Well E (initial water cut 72.9%):
- Water cut reduced to 56% (immediate) and 46.1% (1 month)
- Oil rate increased from 29 to 58 bbl/day, with continued increase over 2 months

Cumulative Benefits
Over a period of 13 months following the first treatment, the test area achieved:
- Incremental oil production: 76,425 bbl
- Reduced water production: 39,940 bbl

These figures represent oil that would otherwise have been left in place — and water that would otherwise have been produced, treated, and reinjected at significant cost.
Economics & Value Created
What Would Have Happened Without Treatment?
Without treatment: water cut in the most affected wells would have remained at 84–88% or deteriorated further, with no mechanism for self-correction.
Value Created After PDS Treatment (13 months)
| Benefit Item | Value |
|---|---|
| Incremental oil revenue (76,425 bbl × $75/bbl) | $5,731,875 |
| Reduced water handling (39,940 bbl × $5/bbl) | $199,700 |
| Total gross benefit | $5,931,575 |
Investment & ROI
| Item | Value |
|---|---|
| Estimated PDS treatment cost (two treatments) | ~$500,000 |
| Net benefit | ~$5,431,575 |
| ROI | ~11.6x (1,160%) |
| Payback period | ~1 month |
Key Takeaways
- Every $1 invested returned nearly $12 in net value
- Payback in the first month after treatment
- Revenue increased AND water handling costs decreased
- Turned a financially threatened asset into a profitable operation
Conclusions
The PDS technology successfully addressed the negative consequences of water breakthrough in this heterogeneous carbonate reservoir — where conventional chemical technologies had previously failed:
- Stopped the water conduit – Reduced injectivity and increased injection pressure, confirming successful reduction of hydraulic conductivity in fractures and high-permeability zones.

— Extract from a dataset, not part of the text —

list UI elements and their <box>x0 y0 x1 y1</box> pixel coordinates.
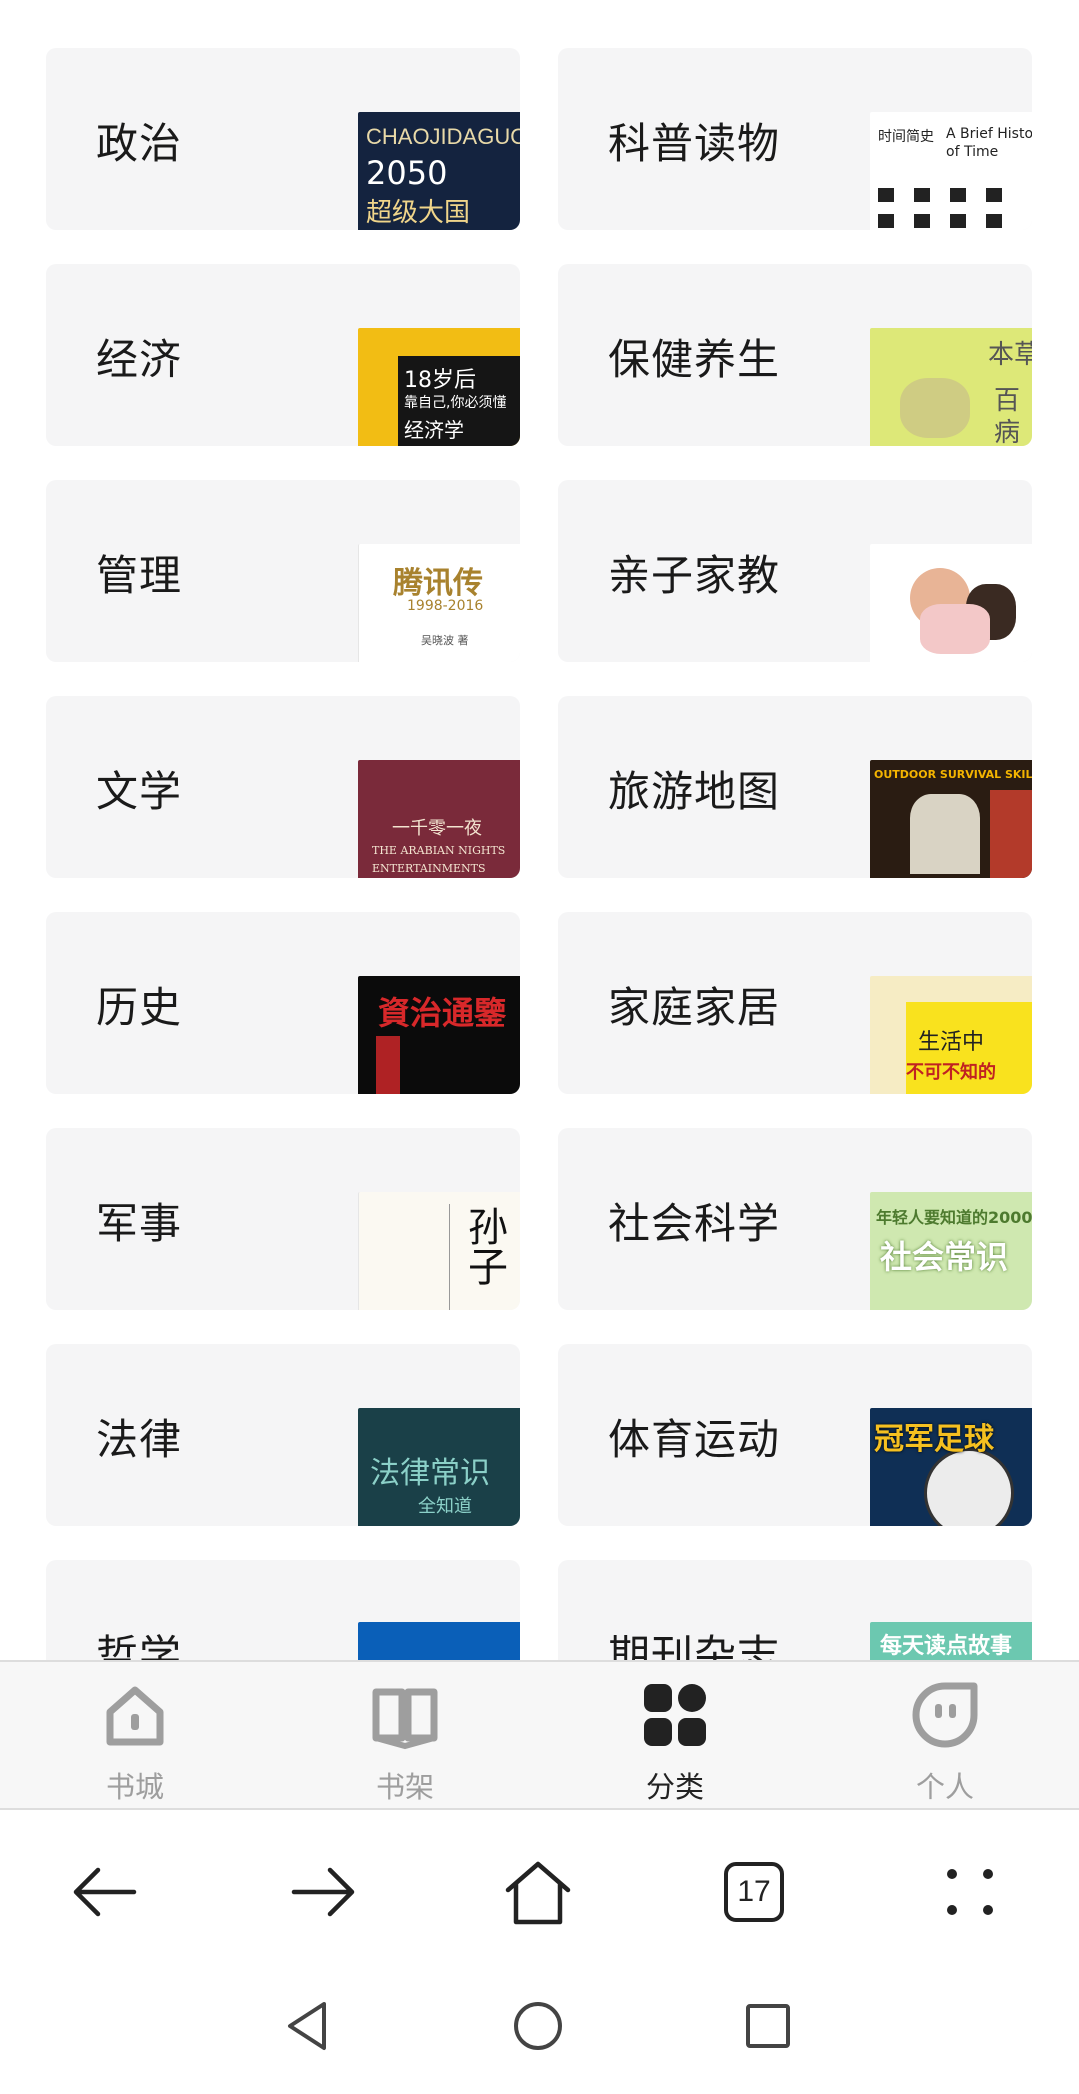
category-card-management[interactable]: 管理 腾讯传 1998-2016 吴晓波 著 <box>46 480 520 662</box>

- Reversed production decline – Significant water cut reduction from 84–61% down to 66–24% in responding wells.
- Rapid economic response – Typically within 1–2 months after treatment.
- Repeatable and scalable – Stronger effect after the second treatment, with more responding wells and longer-lasting results (up to 5+ months).
- Superior to conventional methods – Unlike polymer gels, silicates, and resins that failed in this field, PDS delivered sustainable, measurable results.
- Exceptional economics – ~$5.9 million gross benefit, ~$5.4 million net benefit, ROI > 1,100%, payback < 1 month.
- Transferred negative to positive – Turned a financially threatening water breakthrough situation into a profitable incremental oil recovery project.
This case study confirms that Polymer Dispersed Systems can effectively and selectively block high-permeability zones and fractures in carbonate reservoirs — directly addressing the root cause of premature water breakthrough where conventional technologies have failed, and delivering exceptional economic returns.